Here’s a recent, as in, “within the lifetime of anyone reading this right now” one:
My wife got pregnant her freshman year at college (1994) by a fellow student. It was a very strictly religious college and premarital sex (of which she was now walking evidence, of course) might well have been grounds for expulsion, but in any event would have been so stigmatizing that she withdrew from school before they could do so.
She moved back in with her parents, who presented her with one option: carrying the baby to term and placing it for adoption. Abortion would have been absolutely out of the question in that family, and marrying the father or raising the child herself as a single mother were not even mooted. The family more or less hid her for the final months of the pregnancy, when her condition would have been obvious. When people came by, she simply stayed upstairs in her room. (Years later, neighbors, family friends, and members of their congregation were surprised to hear this story, never having known at the time that she had been pregnant.)

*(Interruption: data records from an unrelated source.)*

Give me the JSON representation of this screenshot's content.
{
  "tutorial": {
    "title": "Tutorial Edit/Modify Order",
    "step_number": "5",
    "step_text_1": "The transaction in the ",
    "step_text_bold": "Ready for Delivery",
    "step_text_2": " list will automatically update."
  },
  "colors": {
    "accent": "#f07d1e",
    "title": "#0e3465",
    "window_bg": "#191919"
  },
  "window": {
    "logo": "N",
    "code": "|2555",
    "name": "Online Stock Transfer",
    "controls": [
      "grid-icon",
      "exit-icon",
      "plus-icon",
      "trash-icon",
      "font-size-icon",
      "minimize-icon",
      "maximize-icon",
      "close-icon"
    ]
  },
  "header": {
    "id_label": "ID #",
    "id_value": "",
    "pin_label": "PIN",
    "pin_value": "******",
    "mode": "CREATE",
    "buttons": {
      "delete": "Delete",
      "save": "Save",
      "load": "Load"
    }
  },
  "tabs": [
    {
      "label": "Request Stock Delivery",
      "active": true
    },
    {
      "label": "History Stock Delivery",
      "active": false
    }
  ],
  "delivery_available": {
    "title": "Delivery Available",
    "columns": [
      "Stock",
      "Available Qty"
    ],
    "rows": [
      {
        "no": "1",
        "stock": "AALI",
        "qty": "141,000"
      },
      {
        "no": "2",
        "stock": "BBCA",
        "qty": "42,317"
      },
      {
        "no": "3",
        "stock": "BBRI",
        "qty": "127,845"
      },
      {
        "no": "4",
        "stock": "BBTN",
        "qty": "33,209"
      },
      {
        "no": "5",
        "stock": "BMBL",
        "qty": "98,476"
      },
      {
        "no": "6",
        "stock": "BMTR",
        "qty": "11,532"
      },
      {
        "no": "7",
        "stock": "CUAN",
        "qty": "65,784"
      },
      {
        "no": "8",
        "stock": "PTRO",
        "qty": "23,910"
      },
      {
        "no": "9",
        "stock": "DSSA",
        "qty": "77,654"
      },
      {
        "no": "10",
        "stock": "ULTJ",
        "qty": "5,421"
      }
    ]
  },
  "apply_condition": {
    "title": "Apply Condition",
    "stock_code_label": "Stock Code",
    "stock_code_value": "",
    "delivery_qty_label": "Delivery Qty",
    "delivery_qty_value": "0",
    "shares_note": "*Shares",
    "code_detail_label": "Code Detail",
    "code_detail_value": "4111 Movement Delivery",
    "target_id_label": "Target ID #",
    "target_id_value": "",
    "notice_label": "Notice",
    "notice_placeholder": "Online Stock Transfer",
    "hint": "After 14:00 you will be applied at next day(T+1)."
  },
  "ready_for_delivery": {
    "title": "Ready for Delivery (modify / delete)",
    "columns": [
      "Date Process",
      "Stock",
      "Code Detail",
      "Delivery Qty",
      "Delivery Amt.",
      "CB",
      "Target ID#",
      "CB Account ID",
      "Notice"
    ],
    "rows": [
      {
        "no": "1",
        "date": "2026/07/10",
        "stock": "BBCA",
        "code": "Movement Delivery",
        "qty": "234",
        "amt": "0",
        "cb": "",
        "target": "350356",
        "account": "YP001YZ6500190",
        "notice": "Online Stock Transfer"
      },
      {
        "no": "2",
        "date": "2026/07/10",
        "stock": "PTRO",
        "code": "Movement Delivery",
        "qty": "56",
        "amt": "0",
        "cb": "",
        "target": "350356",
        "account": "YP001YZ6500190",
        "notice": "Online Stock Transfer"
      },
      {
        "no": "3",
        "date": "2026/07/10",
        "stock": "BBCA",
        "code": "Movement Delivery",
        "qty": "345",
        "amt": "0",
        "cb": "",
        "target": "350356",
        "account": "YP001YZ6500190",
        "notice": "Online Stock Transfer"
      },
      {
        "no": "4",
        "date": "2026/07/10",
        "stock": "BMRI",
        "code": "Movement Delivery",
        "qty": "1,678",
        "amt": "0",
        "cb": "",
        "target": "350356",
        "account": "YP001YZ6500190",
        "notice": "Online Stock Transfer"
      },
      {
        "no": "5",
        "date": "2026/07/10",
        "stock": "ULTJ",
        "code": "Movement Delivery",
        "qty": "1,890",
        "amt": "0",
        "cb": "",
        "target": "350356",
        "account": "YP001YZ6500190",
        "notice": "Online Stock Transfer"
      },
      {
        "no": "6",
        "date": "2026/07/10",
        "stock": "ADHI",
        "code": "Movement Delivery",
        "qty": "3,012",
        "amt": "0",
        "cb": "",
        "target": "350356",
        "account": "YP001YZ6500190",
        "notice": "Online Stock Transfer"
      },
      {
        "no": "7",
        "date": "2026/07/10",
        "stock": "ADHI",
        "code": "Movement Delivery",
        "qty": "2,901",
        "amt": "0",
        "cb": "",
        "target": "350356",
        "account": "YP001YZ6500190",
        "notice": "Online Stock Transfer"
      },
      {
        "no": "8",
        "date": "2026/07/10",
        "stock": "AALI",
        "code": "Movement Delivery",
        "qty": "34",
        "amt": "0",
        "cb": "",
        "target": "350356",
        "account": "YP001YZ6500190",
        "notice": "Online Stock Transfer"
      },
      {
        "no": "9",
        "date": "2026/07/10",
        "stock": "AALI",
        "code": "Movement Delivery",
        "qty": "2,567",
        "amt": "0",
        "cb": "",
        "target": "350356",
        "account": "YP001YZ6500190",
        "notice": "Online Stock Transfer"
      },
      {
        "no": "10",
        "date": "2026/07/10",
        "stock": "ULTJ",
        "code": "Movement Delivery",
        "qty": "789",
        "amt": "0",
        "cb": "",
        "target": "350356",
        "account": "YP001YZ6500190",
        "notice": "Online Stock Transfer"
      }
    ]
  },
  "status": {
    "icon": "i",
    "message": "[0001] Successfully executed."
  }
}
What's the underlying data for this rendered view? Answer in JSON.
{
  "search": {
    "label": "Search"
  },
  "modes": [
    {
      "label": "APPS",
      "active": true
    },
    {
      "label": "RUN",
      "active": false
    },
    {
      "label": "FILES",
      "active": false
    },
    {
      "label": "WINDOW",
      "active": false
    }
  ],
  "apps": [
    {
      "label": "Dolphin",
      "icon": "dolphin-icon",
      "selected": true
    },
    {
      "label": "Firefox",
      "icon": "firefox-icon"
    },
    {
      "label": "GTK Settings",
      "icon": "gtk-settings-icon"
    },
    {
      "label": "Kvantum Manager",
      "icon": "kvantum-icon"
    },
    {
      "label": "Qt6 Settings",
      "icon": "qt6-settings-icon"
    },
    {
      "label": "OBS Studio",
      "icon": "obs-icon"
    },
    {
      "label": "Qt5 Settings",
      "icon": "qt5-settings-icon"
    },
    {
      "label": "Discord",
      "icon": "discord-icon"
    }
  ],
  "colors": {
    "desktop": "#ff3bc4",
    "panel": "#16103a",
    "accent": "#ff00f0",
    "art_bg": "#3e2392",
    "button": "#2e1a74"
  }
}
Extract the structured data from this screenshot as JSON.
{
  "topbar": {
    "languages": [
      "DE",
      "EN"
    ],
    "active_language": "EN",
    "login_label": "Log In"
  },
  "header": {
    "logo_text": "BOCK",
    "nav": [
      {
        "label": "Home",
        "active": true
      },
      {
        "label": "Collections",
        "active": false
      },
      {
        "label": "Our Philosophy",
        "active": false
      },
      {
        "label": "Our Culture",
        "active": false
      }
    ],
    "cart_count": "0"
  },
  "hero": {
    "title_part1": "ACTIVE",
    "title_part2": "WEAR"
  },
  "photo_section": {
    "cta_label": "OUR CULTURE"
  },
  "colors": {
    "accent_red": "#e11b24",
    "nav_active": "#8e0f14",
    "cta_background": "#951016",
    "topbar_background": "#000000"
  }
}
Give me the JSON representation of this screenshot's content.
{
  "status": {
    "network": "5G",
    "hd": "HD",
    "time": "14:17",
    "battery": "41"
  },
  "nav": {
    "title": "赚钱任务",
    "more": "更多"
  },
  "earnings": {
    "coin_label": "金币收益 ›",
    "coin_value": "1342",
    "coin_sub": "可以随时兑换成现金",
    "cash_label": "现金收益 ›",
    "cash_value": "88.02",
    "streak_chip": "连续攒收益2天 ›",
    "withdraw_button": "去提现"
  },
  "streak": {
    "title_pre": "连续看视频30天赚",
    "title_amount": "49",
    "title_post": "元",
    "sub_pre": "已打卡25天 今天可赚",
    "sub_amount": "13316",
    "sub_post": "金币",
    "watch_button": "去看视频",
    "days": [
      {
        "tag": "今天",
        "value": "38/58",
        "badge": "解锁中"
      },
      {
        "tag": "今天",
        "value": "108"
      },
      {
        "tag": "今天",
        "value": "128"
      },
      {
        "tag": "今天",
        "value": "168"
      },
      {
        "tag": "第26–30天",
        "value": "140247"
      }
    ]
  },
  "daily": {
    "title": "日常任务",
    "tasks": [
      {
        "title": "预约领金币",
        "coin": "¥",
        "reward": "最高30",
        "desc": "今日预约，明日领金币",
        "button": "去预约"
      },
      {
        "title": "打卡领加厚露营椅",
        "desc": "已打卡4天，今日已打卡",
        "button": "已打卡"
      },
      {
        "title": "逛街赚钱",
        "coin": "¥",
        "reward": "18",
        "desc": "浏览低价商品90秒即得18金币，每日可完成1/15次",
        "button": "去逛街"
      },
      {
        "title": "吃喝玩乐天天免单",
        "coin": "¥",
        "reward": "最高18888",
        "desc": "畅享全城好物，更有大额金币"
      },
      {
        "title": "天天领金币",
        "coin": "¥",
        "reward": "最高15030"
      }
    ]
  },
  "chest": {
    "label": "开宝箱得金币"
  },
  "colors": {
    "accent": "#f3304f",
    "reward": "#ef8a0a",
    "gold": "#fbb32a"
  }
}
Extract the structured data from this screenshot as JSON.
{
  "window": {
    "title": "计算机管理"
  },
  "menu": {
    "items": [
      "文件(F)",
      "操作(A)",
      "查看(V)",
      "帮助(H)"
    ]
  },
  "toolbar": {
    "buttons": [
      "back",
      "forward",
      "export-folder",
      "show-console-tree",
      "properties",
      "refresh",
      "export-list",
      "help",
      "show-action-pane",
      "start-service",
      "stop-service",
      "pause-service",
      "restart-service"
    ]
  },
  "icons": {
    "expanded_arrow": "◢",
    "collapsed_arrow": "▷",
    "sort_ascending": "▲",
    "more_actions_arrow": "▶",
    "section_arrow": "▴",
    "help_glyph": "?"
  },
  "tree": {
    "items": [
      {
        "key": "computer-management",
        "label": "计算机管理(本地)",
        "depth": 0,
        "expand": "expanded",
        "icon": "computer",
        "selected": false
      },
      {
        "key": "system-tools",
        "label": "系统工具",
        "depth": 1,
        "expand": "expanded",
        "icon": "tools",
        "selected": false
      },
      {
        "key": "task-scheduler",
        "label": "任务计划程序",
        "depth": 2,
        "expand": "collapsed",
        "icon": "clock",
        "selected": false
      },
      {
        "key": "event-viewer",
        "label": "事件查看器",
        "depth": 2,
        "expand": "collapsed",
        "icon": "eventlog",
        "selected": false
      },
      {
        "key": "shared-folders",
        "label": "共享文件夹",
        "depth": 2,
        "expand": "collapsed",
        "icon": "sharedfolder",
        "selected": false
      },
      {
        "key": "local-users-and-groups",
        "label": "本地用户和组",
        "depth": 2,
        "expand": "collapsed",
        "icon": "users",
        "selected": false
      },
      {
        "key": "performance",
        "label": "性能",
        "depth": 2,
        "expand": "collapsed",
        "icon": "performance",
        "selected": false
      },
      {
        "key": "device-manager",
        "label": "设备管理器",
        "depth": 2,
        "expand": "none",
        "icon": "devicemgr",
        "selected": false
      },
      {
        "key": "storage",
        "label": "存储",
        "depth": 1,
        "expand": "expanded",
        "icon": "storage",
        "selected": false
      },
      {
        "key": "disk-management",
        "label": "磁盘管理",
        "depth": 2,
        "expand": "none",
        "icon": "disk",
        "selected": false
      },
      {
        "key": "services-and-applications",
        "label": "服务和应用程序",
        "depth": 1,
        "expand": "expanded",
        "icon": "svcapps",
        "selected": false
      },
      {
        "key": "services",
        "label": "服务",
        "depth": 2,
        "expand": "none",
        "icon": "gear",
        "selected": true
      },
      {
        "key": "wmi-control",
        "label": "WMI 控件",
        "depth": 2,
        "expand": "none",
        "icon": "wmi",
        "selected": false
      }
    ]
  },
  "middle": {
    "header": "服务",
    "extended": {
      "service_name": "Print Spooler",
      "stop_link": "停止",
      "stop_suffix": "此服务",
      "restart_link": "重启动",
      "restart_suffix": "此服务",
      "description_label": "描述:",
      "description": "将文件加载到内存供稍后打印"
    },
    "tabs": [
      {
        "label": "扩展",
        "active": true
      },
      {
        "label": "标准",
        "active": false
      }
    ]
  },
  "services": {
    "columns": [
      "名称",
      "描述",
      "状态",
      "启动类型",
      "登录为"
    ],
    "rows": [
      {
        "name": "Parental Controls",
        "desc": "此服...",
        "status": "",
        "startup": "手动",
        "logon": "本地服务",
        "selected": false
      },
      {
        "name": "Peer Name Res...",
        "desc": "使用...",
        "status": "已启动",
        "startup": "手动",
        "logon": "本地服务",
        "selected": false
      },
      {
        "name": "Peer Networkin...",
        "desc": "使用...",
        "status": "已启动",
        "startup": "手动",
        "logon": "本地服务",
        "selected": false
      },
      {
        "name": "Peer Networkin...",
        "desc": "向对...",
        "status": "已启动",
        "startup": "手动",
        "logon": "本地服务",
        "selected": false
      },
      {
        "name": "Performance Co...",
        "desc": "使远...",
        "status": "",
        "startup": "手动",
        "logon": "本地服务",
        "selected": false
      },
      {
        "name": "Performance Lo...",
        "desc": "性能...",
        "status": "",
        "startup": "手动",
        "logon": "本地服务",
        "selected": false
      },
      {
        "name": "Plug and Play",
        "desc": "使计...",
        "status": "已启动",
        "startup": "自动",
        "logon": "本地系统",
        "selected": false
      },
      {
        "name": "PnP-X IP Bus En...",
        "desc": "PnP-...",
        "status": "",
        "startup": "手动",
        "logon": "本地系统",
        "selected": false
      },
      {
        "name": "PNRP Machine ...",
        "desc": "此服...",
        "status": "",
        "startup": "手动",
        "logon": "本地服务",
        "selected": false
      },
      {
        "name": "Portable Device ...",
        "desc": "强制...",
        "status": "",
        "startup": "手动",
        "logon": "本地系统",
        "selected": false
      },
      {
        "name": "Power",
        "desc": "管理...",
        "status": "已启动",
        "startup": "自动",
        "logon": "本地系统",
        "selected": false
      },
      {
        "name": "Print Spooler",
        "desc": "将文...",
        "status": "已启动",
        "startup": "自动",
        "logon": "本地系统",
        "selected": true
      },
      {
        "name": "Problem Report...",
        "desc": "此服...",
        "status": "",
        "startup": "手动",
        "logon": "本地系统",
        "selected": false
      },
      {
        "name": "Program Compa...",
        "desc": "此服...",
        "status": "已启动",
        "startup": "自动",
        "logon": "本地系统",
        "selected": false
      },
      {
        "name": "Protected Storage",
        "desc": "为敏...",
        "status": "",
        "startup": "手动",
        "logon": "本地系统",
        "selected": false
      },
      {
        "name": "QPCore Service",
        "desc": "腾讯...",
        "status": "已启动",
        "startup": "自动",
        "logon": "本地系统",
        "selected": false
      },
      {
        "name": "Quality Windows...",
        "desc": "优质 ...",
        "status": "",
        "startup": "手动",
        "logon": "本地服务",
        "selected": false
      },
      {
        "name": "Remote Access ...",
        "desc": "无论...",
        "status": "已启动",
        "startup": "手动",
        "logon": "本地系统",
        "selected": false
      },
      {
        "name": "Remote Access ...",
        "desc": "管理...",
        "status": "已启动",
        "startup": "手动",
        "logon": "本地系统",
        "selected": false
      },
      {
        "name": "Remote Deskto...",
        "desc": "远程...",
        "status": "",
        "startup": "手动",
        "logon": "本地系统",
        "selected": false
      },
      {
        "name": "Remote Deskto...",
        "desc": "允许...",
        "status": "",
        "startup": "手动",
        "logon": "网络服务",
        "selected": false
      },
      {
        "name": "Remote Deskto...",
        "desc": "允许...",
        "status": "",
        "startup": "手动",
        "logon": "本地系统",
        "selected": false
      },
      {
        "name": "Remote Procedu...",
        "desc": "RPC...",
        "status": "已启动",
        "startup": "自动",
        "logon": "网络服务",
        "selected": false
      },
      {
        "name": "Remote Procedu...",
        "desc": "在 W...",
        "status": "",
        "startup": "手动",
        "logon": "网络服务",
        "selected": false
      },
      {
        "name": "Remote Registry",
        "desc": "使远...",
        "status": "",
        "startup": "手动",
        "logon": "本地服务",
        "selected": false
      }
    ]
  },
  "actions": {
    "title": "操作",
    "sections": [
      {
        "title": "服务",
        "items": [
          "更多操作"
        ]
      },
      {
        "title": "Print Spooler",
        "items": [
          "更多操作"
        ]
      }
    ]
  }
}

She had the baby at the local hospital under an assumed name, because too many people worked at the hospital who knew her family and would have recognized her name. The baby, a son, was adopted by a local (~25 miles away) family (under an assumed name as well) a few days later. All parties agreed to have the record unsealed on the boy’s 21st birthday, so that if he so chose, he could contact his birth mother at that time.
My future wife, already clinically depressed, became nearly suicidal when postpartum depression and the guilt and loss feelings associated with giving up a child were piled onto her already very full emotional plate. I harbor real resentment towards her parents for how they handled the whole situation, even though it was 15 years before I would meet her.
Of course in 1994 the internet was in its infancy, and social media as we know it now was still nearly a decade away. So imagine our surprise when, through a bit of search-fu and some savvy, birthson found my wife on Facebook in 2014, nearly two years short of the official unsealing of the records. (That became a brutal and harrowing ordeal all its own for all concerned, involving midnight ER trips, attempted suicide, and a case of military AWOL, but that’s probably a story for another thread.)